Need to mention that file cleanup job doesn't delete folders regardless of their age so it's expected that the cleanup job will remove files older than the retention age, but will not touch any folders.
Backup version retention rules
With backup version retention, backup versions (snapshots) that are older than the retention period are deleted and backup items (ex. emails or files) are kept as long as there is at least one snapshot where the item is present. A snapshot represents a state of a mailbox, drive, site or a team at a specific point in time.
A backup item (file/email) is present in the snapshot if the item is present in the mailbox (drive, site or team) being backed up at the time of the backup. Please note that a snapshot includes all the items present in the corresponding mailbox (drive, site or team), not only the items that were modified or created at the time the snapshot was taken.
The backup version retention cleans up items that were deleted, or old item versions that were rewritten before current retention period start (these items are therefore absent in all the remaining snapshots).

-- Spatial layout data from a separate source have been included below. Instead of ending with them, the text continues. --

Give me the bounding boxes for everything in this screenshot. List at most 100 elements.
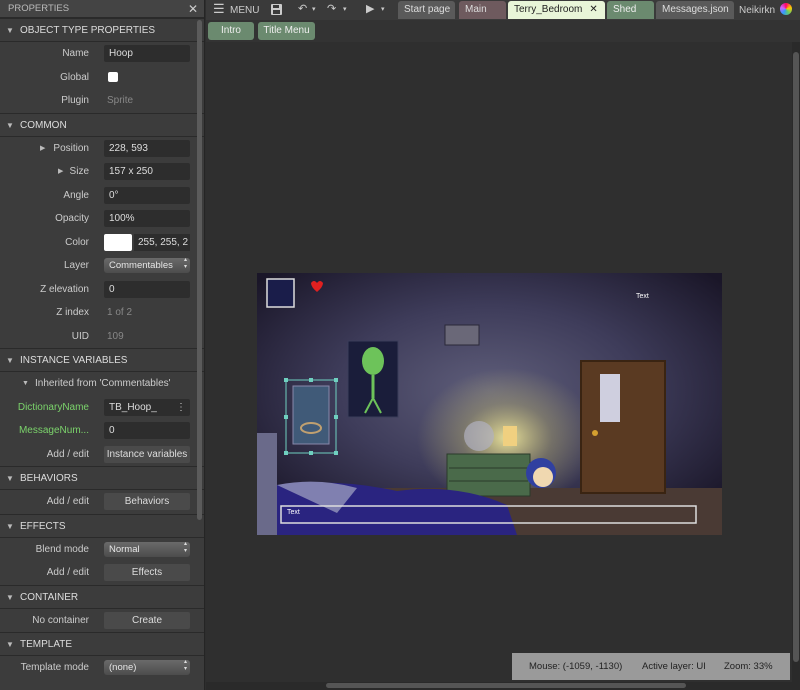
- plugin-label: Plugin: [61, 95, 89, 106]
- z-elevation-field[interactable]: 0: [104, 280, 190, 298]
- message-num-label: MessageNum...: [18, 425, 89, 436]
- size-label: Size: [69, 166, 89, 177]
- section-template[interactable]: ▼ TEMPLATE: [0, 632, 204, 656]
- position-field[interactable]: 228, 593: [104, 139, 190, 157]
- create-container-button[interactable]: Create: [104, 611, 190, 629]
- resize-handle[interactable]: [334, 451, 338, 455]
- color-field[interactable]: 255, 255, 2: [134, 233, 190, 251]
- resize-handle[interactable]: [284, 451, 288, 455]
- resize-handle[interactable]: [334, 378, 338, 382]
- no-container-label: No container: [32, 614, 89, 626]
- uid-value: 109: [107, 330, 124, 342]
- prop-color: Color 255, 255, 2: [0, 231, 204, 255]
- template-mode-select[interactable]: (none): [104, 659, 190, 675]
- close-tab-icon[interactable]: ✕: [589, 4, 597, 15]
- section-common[interactable]: ▼ COMMON: [0, 112, 204, 137]
- layout-subtabs: Intro Title Menu: [206, 20, 800, 42]
- text-object-dialogue[interactable]: Text: [287, 509, 300, 516]
- scene-viewport[interactable]: Text Text: [257, 273, 722, 535]
- save-icon[interactable]: [270, 3, 283, 16]
- chevron-down-icon[interactable]: ▾: [312, 5, 316, 13]
- add-edit-label: Add / edit: [46, 496, 89, 507]
- resize-handle[interactable]: [284, 378, 288, 382]
- name-label: Name: [62, 48, 89, 59]
- tab-messages-json[interactable]: Messages.json: [656, 1, 734, 19]
- color-swatch[interactable]: [104, 233, 132, 251]
- angle-field[interactable]: 0°: [104, 186, 190, 204]
- section-instance-variables[interactable]: ▼ INSTANCE VARIABLES: [0, 348, 204, 372]
- scrollbar-thumb[interactable]: [326, 683, 686, 688]
- play-icon[interactable]: ▶: [366, 2, 374, 15]
- properties-scrollbar[interactable]: [197, 20, 202, 520]
- chevron-down-icon[interactable]: ▾: [381, 5, 385, 13]
- layer-label: Layer: [63, 260, 89, 271]
- horizontal-scrollbar[interactable]: [206, 682, 800, 690]
- section-title: TEMPLATE: [20, 639, 73, 650]
- avatar-icon[interactable]: [780, 3, 792, 15]
- z-elevation-label: Z elevation: [40, 283, 89, 295]
- dictionary-name-field[interactable]: TB_Hoop_ ⋮: [104, 398, 190, 416]
- collapse-icon: ▼: [6, 474, 14, 483]
- more-icon[interactable]: ⋮: [176, 399, 186, 416]
- subtab-title-menu[interactable]: Title Menu: [258, 22, 315, 40]
- section-title: COMMON: [20, 119, 67, 131]
- zoom-level: Zoom: 33%: [724, 661, 773, 672]
- global-checkbox[interactable]: [108, 71, 118, 82]
- tab-label: Terry_Bedroom: [514, 4, 583, 15]
- app-window: PROPERTIES ✕ ▼ OBJECT TYPE PROPERTIES Na…: [0, 0, 800, 690]
- blend-mode-select[interactable]: Normal: [104, 541, 190, 557]
- opacity-label: Opacity: [55, 213, 89, 224]
- behaviors-button[interactable]: Behaviors: [104, 493, 190, 510]
- close-icon[interactable]: ✕: [188, 0, 198, 18]
- section-title: OBJECT TYPE PROPERTIES: [20, 25, 156, 36]
- hamburger-menu-icon[interactable]: ☰: [213, 1, 225, 17]
- tab-label: Messages.json: [662, 4, 729, 15]
- uid-label: UID: [71, 330, 89, 342]
- resize-handle[interactable]: [284, 415, 288, 419]
- prop-template-mode: Template mode (none): [0, 656, 204, 680]
- inherited-label: Inherited from 'Commentables': [35, 378, 171, 389]
- text-object-top[interactable]: Text: [636, 293, 649, 300]
- behaviors-edit: Add / edit Behaviors: [0, 490, 204, 514]
- tab-shed[interactable]: Shed: [607, 1, 654, 19]
- properties-panel: PROPERTIES ✕ ▼ OBJECT TYPE PROPERTIES Na…: [0, 0, 205, 690]
- vertical-scrollbar[interactable]: [792, 42, 800, 682]
- undo-icon[interactable]: ↶: [298, 2, 307, 15]
- collapse-icon: ▼: [6, 26, 14, 35]
- resize-handle[interactable]: [334, 415, 338, 419]
- instance-variables-button[interactable]: Instance variables: [104, 445, 190, 463]
- expand-icon[interactable]: ▶: [40, 137, 45, 160]
- prop-z-elevation: Z elevation 0: [0, 278, 204, 302]
- instance-vars-edit: Add / edit Instance variables: [0, 443, 204, 467]
- position-label: Position: [53, 142, 89, 154]
- collapse-icon: ▼: [6, 592, 14, 602]
- chevron-down-icon[interactable]: ▾: [343, 5, 347, 13]
- scrollbar-thumb[interactable]: [793, 52, 799, 662]
- effects-button[interactable]: Effects: [104, 564, 190, 581]
- tab-terry-bedroom[interactable]: Terry_Bedroom ✕: [508, 1, 605, 19]
- section-effects[interactable]: ▼ EFFECTS: [0, 513, 204, 538]
- subtab-intro[interactable]: Intro: [208, 22, 254, 40]
- size-field[interactable]: 157 x 250: [104, 163, 190, 180]
- status-bar: Mouse: (-1059, -1130) Active layer: UI Z…: [512, 653, 790, 680]
- resize-handle[interactable]: [309, 451, 313, 455]
- section-object-type[interactable]: ▼ OBJECT TYPE PROPERTIES: [0, 18, 204, 42]
- resize-handle[interactable]: [309, 378, 313, 382]
- inherited-group[interactable]: ▼ Inherited from 'Commentables': [0, 372, 204, 396]
- redo-icon[interactable]: ↷: [327, 2, 336, 15]
- menu-label[interactable]: MENU: [230, 5, 259, 16]
- prop-blend-mode: Blend mode Normal: [0, 538, 204, 562]
- expand-icon[interactable]: ▶: [58, 160, 63, 183]
- section-container[interactable]: ▼ CONTAINER: [0, 584, 204, 609]
- prop-uid: UID 109: [0, 325, 204, 349]
- tab-main[interactable]: Main: [459, 1, 506, 19]
- name-field[interactable]: Hoop: [104, 45, 190, 62]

Example: suppose that user A has document X created on February 1st , then edited on March 1st , April 15th and May 1st ; document Y created on March 1st and deleted on March 2nd; document Z created on February 1st and was not modified since. User A's drive is backed up daily. On May 1st, a 1-month backup version retention policy for this user is enabled and retention cleanup is executed. During the cleanup, the system will delete versions of document X from February 1st and March 1st, and all versions of document Y. Versions of document X from April 15th and May 1st , as well as document Z are preserved since they belong to snapshots within the retention period.
How to configure and manage retention rules
Retention rules are configured as a backup SLA property, defining which data to backup, with what frequency and how long to keep the backup data. The following steps are required to setup custom retention rules:
- go to Service → Protection → Settings → SLA tab, select an existing SLA policy or create a new one, then choose a retention mode (item-level or backup version) and the retention period duration;
- after an SLA policy is set up, assign it to resources or organizational units (Google Workspace) or resource groups (Microsoft 365) that you want to protect with this policy.
Here is an example of item-level retention set up - 1 year retention period for mail data and 6 months retention period for drive data:
Here is an example of backup version retention set up - 1 year snapshots retention period.
You can configure different retention rules for different Google Workspace organizational units or for members of different Microsoft 365 groups by configuring several backup SLA policies with different retention rules and assigning these backup SLAs to the corresponding organizational units or groups.
The retention period can be configured with a monthly granularity (for example, 6 months, 1 year, 3 years, etc).
Example: organization administrator might want to protect all members of the Sales organizational unit with a Gold backup SLA with 3-year email retention, and at the same time protect all Shared Drives with a Silver backup SLA with 1-year document retention.